Desde muy pequeña, sentí muchos momentos de paz profunda estando sola tendida bajo la sombra de los añosos boldos, en silencio, dejándome llevar por la imagen de las ramas enfrentándose a los rayos del sol, liberando la mente a la imaginación infinita.

Sin embargo, en mis últimos ocho años, he estado sintiéndome compenetrada con la Madre Naturaleza, desde que en una tarde de verano, en un rincón de la Isla de Chiloé, me encargaron regar una huerta y ésta explotó en mil aromas de hojas, de hierbas, de tierra húmeda, invitándome a profundizar, más allá de los sentidos, en su inmensa riqueza natural y cultural.
Al siguiente año, en un paseo en bicicleta, junto a Tom, por territorio Lafkenche en la costa de Puerto Saavedra, acampamos junto al Lago Budi. Debimos cruzar un campo de arvejas, para luego refugiarnos bajo un árbol que tenía forma de arco, apoyado sobre la tierra. Todo alrededor estaba tapizado de poleo, que crecía de manera silvestre, impregnando todo el ambiente con su mentoso aroma. Esa noche sentíamos la fuerza del océano Pacífico golpeando la playa, el canto de algunas aves y la neblina que cubría todo. En medio de la oscuridad, mientras dormíamos, la carpa se abrió y me desperté temblando de frío afuera. Sentí miedo de la inmensidad del paisaje, de estar en otro mundo ancestral, donde imaginé el contacto de las machis con su escenario de hierbas, bosques, aguas, dimensiones y de toda la sabiduría acumulada siglo tras siglo, fruto de la interacción estrecha con estos parajes.

Ese viaje, que sólo duró diez días recorriendo en bicicleta ríos, lagos y volcanes hasta llegar a Calbuco donde creció mi compañero, marcó en mí un reencantamiento con los horizontes amplios, con el viento, con el sol y sobre todo con la libertad que se vive al estar/siendo con la naturaleza.

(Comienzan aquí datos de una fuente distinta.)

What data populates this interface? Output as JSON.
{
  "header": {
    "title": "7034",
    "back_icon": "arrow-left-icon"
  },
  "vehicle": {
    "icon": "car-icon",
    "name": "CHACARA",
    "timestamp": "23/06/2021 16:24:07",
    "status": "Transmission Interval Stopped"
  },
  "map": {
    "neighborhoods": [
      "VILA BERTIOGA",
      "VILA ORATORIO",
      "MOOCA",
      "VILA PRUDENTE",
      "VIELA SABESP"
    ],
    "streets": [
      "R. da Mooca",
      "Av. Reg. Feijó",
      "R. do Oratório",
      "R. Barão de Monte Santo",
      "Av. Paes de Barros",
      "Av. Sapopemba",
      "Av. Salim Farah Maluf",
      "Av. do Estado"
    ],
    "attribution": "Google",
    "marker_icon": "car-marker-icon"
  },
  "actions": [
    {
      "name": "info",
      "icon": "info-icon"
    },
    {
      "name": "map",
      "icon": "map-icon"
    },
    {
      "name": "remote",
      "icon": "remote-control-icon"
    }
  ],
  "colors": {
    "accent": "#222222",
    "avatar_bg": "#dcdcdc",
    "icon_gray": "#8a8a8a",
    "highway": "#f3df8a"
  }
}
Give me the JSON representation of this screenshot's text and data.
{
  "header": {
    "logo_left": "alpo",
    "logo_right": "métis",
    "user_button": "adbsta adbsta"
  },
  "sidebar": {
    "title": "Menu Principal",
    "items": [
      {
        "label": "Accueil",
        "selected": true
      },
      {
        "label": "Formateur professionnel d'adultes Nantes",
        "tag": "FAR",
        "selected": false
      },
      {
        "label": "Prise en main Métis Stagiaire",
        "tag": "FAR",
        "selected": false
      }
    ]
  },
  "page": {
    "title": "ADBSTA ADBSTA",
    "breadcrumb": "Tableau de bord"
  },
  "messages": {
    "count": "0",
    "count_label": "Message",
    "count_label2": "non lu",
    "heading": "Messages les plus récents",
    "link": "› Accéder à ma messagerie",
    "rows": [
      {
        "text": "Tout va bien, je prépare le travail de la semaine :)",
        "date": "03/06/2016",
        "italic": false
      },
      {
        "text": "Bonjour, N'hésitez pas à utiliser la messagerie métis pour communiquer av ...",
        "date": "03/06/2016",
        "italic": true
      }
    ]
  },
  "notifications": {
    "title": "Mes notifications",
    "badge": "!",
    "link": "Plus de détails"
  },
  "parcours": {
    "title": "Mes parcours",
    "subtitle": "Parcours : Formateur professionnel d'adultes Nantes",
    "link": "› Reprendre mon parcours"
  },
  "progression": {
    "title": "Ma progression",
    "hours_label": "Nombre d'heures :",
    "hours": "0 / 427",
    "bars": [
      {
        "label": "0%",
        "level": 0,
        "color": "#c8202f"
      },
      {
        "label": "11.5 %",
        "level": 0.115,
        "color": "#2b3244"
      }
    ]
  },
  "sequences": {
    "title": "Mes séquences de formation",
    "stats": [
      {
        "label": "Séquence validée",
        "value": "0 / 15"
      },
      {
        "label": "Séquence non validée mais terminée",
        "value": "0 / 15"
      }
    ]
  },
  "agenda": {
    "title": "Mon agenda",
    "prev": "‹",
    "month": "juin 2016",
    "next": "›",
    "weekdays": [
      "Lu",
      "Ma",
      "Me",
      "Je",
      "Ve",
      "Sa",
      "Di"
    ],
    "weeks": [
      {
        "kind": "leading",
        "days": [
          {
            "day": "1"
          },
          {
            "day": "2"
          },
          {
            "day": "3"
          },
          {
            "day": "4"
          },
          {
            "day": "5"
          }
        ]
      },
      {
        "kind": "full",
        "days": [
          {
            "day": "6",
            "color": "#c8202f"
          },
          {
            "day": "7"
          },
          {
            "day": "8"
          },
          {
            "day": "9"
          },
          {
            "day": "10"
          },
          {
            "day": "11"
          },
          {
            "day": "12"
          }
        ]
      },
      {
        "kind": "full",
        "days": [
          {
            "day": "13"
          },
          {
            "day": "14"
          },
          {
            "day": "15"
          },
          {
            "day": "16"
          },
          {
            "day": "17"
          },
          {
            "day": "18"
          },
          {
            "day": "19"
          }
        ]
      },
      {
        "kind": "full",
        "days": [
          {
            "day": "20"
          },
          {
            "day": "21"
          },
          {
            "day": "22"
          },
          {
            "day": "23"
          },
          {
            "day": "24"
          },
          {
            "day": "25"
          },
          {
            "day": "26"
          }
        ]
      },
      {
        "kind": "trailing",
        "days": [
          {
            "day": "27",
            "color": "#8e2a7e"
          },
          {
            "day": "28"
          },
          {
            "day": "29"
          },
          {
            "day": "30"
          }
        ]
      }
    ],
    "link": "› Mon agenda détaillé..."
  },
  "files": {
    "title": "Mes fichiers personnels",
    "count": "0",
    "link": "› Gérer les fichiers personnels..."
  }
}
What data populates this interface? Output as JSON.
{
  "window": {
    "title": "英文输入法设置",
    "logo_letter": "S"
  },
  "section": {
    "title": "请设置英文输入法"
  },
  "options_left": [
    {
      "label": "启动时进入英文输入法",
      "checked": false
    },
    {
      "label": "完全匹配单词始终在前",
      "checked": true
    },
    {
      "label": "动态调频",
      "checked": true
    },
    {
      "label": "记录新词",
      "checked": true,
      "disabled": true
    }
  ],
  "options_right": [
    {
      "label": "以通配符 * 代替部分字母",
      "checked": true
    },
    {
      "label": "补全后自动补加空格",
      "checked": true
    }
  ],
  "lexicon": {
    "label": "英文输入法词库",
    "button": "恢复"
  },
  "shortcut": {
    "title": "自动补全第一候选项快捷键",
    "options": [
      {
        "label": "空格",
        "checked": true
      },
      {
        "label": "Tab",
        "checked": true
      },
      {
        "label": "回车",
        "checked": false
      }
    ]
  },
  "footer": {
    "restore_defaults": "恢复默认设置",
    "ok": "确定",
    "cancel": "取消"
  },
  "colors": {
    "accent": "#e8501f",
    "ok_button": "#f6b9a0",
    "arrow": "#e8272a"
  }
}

Desde esos años, he estado impregnándome de un universo vegetal/animal recreado en la figura de la huerta urbana, desde mi profesión como antropóloga, atenta a los legados culturales que tenemos aún en nuestro continente y todo lo que estos elementos pueden brindarnos para un mejor vivir en el presente, hasta el interés de que mi hija Maitén tenga la posibilidad de vivenciar los ciclos de la vida, algo tan sencillo, pero a la vez, tan lejano en estos días.

Mientras estaba embarazada, descubrimos un huerto en medio de una céntrica avenida en la comuna de La Reina. Al entrar por un sendero de altos castaños y sauces, junto al Canal San Carlos, conocimos a doña Bertina, una mujer de más setenta de años, que gracias a toda su entrega con el mundo de las plantas medicinales y al milagroso proceso del compostaje, ha transformado su vida en un vergel de alegría. Su experiencia ha influido en cientos de otras personas que viviendo en la ciudad se sienten ahogados/as, recuperando la esperanza en la posibilidad de cultivar unas cuantas plantas y poder respirar de sus beneficios.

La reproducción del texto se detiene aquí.